I got: a tall pink primula, pinks (only one plant, but “a pink” sounds a bit odd), sweet williams, trailing lobelias, and lots and lots of petunias. Mum had a variety called “Million Bells” last year which I particularly liked – the bells are small, and it flowered pretty much right through into winter. So I got some of those (in bright pink and pale pink) and some bigger petunias, mostly purply-blue, though there are some white, red and magenta ones too. Mum also gave me a yellow daisy thing (the name of which I’ve forgotten) and a lupin, also pink.

(For someone who doesn’t much go for pink as a colour, I seem to have a great many pink flowers in my garden right now. As well as all of the above, I have roses (pink and yellow), a mysterious thing I thought was a passionflower but now seems to be pink jasmine, and the most wonderful paeonies. None of which I can take any credit for, because they were all here when I arrived, but they’re lovely nonetheless.)

I also got around to enlarging the flowerbed nearest the house. It’s the only one we can really see from downstairs, and abuts the lawn, right next to the fence on the left side. This makes it quite difficult to mow that corner of lawn, and I’ve been feeling for a while that I could do with more space for flowers. So I took a quarter-circle out of the lawn, which solves both problems and makes everything less boringly rectilinear. It also gave me somewhere to put my purple hebe and quite a few of those petunias.
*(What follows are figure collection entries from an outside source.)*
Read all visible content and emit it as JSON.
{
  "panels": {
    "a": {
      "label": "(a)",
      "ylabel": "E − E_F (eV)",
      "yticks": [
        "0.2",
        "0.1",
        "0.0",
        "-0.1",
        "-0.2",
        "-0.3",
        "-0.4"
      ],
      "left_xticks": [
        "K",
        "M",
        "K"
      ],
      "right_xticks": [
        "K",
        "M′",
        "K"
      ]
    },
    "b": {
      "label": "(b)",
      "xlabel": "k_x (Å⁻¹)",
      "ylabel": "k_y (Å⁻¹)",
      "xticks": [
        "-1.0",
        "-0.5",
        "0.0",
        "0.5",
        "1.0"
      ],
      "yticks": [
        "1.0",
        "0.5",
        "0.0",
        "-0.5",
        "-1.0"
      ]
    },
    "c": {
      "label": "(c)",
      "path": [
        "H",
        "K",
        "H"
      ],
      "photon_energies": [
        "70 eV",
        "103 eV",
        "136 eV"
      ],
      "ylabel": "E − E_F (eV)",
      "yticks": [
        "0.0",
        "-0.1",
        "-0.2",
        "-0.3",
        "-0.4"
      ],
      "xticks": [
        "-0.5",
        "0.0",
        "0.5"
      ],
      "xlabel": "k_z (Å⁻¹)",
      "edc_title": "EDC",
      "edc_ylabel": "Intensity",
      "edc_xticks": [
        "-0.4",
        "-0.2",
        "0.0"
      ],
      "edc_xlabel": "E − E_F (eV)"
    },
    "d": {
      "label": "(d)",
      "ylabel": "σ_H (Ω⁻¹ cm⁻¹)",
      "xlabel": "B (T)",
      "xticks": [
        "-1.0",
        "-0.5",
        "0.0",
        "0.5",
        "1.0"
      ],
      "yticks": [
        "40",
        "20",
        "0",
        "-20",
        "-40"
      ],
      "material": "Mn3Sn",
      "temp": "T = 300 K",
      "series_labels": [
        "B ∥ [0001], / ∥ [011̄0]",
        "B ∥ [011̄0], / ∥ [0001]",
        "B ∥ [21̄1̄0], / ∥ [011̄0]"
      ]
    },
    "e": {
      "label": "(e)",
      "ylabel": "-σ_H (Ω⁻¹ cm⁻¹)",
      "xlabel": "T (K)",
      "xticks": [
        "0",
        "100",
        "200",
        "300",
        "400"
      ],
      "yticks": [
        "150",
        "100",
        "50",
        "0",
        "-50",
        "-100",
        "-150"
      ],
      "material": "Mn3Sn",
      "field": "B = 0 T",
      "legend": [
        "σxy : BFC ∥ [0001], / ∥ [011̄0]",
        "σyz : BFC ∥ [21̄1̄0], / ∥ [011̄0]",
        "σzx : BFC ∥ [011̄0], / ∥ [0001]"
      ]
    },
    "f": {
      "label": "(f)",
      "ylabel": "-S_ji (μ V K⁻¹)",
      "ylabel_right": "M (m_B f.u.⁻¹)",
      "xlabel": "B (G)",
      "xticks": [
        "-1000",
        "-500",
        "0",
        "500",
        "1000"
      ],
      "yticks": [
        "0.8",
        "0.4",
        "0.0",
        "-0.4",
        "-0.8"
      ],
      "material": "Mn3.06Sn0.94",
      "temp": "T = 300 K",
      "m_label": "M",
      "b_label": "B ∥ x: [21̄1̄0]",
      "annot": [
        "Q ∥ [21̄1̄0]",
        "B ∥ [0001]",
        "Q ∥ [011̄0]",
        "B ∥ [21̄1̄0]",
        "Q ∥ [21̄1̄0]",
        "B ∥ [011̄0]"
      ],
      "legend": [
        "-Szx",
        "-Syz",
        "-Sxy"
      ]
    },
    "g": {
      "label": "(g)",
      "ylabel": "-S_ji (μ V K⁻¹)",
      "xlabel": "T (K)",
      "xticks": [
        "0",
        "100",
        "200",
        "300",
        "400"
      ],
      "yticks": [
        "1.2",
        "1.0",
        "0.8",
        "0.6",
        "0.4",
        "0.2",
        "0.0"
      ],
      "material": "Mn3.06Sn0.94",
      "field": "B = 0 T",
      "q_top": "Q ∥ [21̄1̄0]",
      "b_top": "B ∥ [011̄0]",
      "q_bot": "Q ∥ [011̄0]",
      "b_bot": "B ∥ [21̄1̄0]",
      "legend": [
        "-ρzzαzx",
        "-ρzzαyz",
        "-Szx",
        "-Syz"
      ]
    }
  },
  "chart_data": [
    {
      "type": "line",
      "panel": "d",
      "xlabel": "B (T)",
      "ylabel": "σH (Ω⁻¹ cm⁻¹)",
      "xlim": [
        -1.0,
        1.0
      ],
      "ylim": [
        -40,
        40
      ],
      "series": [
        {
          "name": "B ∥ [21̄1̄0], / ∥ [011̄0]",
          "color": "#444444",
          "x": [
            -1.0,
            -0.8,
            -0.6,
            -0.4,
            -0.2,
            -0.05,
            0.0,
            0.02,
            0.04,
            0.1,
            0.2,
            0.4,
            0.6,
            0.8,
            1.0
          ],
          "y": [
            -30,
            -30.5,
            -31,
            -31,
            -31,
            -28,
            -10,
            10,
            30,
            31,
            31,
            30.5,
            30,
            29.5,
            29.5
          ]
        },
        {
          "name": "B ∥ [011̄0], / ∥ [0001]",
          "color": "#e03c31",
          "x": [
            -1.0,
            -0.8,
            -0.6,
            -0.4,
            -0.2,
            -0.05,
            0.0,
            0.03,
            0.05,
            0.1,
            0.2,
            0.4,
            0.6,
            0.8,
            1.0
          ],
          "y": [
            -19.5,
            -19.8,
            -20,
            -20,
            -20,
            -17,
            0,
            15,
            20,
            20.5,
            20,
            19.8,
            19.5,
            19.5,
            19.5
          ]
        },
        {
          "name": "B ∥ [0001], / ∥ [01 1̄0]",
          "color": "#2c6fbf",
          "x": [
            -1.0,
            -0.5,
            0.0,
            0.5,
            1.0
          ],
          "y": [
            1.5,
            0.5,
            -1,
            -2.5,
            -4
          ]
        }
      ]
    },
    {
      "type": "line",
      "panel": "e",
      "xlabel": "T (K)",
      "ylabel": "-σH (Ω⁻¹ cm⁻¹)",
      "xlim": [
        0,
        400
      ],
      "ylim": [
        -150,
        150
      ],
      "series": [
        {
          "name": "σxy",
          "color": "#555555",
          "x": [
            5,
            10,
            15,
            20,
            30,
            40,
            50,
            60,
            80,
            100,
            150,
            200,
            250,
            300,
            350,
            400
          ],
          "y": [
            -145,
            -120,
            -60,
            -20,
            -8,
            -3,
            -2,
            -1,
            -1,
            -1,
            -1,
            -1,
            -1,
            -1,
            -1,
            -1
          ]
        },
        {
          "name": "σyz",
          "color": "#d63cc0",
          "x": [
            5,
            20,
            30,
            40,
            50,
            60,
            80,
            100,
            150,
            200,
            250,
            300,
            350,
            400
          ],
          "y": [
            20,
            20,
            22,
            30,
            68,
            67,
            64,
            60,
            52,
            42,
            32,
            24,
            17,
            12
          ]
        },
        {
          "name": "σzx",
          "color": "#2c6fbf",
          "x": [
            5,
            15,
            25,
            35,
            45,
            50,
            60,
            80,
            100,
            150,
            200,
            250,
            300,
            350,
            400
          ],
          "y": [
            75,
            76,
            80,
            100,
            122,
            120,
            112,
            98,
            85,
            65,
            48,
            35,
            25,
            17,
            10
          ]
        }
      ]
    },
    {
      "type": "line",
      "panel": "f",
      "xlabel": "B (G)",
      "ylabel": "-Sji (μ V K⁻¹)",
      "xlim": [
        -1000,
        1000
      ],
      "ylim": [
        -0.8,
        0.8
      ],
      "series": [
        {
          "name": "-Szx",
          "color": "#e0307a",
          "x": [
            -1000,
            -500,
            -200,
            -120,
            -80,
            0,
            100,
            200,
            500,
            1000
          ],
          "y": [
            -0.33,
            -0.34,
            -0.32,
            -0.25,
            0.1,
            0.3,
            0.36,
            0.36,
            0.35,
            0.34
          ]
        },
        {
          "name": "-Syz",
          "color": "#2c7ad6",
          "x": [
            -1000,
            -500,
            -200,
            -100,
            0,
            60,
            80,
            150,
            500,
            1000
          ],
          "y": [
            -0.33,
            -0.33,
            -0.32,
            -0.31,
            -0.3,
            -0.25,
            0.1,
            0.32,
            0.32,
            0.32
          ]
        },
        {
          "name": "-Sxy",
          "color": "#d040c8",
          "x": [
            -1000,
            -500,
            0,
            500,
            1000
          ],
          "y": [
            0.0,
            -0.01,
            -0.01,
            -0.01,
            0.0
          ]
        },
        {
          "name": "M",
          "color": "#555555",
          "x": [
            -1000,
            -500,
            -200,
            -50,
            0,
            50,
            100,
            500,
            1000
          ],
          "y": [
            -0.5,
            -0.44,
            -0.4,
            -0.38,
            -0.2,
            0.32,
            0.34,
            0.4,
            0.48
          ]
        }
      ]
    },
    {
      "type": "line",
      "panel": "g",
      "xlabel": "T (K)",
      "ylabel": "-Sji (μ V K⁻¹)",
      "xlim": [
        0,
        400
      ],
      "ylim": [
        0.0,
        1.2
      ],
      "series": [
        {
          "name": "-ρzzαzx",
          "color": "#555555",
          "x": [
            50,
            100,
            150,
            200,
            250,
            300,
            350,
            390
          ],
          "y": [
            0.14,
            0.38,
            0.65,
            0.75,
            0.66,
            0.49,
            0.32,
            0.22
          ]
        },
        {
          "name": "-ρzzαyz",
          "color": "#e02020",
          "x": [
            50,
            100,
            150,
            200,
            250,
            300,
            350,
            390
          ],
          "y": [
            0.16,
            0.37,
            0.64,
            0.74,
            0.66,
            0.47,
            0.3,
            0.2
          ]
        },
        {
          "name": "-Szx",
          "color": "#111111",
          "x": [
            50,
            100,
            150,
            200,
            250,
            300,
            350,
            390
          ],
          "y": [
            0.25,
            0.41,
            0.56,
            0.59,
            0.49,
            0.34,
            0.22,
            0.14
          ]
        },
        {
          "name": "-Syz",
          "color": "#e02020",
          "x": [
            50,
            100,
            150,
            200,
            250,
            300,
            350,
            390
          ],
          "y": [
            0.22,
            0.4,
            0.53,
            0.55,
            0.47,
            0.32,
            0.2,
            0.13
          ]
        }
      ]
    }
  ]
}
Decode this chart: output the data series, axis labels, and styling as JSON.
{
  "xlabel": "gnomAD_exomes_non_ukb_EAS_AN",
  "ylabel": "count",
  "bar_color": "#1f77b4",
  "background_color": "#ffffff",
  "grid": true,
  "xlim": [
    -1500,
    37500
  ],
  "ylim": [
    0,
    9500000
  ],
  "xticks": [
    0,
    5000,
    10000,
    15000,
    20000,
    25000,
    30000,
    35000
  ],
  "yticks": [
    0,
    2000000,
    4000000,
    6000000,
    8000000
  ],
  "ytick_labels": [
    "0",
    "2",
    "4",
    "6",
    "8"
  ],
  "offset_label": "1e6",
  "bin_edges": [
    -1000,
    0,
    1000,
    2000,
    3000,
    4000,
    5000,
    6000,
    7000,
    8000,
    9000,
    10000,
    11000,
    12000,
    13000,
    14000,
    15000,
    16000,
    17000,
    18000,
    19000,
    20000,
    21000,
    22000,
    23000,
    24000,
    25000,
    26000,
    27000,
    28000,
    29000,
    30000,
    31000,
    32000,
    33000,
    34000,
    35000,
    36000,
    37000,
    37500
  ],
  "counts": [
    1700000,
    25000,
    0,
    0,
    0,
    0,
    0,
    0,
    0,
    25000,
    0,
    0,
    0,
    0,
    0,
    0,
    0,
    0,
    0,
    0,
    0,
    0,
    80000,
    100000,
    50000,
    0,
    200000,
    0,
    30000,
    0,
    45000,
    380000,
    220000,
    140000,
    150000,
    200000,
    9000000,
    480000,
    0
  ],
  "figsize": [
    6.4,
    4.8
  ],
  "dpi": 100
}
J, for his part, mounted a trellis on the shed for me, as well as making improvements to our burglar-alarm system (which isn’t gardening but is pretty impressive nonetheless. He didn’t even set it off).

So everything looks quite good now. Unfortunately, by the time I’d finished and got the earth off myself, it was dark, so I haven’t got any photos of the great works yet.

I shall take some tomorrow, when the plan is (if it’s still dry) to weed-and-feed the lawn and plant out my veggies, possibly not in that order.